Modi and Sharif shook hands before sitting down for an hour-long discussion in the Russian city of Ufa, where they were both attending a Central Asian security and economic summit. The talks were the first since Sharif attended Modi’s inauguration last year.
Ties have soured since then over the worst border fighting in a decade, broken diplomacy and Pakistan’s release of Zaki-ur-Rehman Lakhvi, the alleged mastermind behind the 2008 Mumbai terror attacks.
India scrapped formal talks in August after one of Pakistan’s diplomats met with Kashmiri separatists. Modi and Sharif saw each other in November at a South Asian summit in Nepal, but managed only a hand shake.

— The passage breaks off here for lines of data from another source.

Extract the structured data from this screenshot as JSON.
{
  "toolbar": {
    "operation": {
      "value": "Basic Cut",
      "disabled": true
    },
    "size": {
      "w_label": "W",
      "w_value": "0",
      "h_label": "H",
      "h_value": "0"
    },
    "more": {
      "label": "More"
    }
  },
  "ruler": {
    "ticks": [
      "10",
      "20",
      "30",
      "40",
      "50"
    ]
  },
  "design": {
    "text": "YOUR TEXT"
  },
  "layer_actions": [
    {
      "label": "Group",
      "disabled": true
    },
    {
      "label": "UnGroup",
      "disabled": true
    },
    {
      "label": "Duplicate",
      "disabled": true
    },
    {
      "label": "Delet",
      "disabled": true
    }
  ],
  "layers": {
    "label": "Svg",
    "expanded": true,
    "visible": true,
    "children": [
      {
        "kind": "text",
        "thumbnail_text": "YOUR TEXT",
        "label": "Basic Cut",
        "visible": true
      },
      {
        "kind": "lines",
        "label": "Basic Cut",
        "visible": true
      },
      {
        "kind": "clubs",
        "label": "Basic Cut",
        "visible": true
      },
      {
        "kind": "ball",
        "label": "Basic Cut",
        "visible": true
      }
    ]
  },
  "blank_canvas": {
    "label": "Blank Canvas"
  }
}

At the heart of the dispute between the nuclear-armed neighbors is the mountainous region of Kashmir, which is divided between them and claimed in full by both. The nations have fought four wars since they became independent in 1947.
“Both leaders condemned terrorism in all its forms and agreed to cooperate with each other to eliminate this menace from South Asia,” the countries said in a joint statement. The two countries are ready to discuss all issues, Pakistan Foreign Secretary Aizaz Ahmad Chaudhry told reporters.
India and Pakistan will establish a mechanism for religious tourism and help expedite an investigation into the Mumbai terror cases, according to the statement. It didn’t mention Kashmir, nor did it name Lakhvi.
The last Indian prime minister to visit Pakistan was Atal Bihari Vajpayee, who traveled to Islamabad for a regional summit in January 2004 where he met then-President Pervez Musharraf.
Border disputes and terrorism have stifled attempts to boost trade ties between India and Pakistan, which hold a fifth of the world’s population. While the nations share a 3,200-kilometer (2,000-mile) border and mutually understandable languages, trade was less than 0.5 percent of India’s combined commerce with other nations, government data show.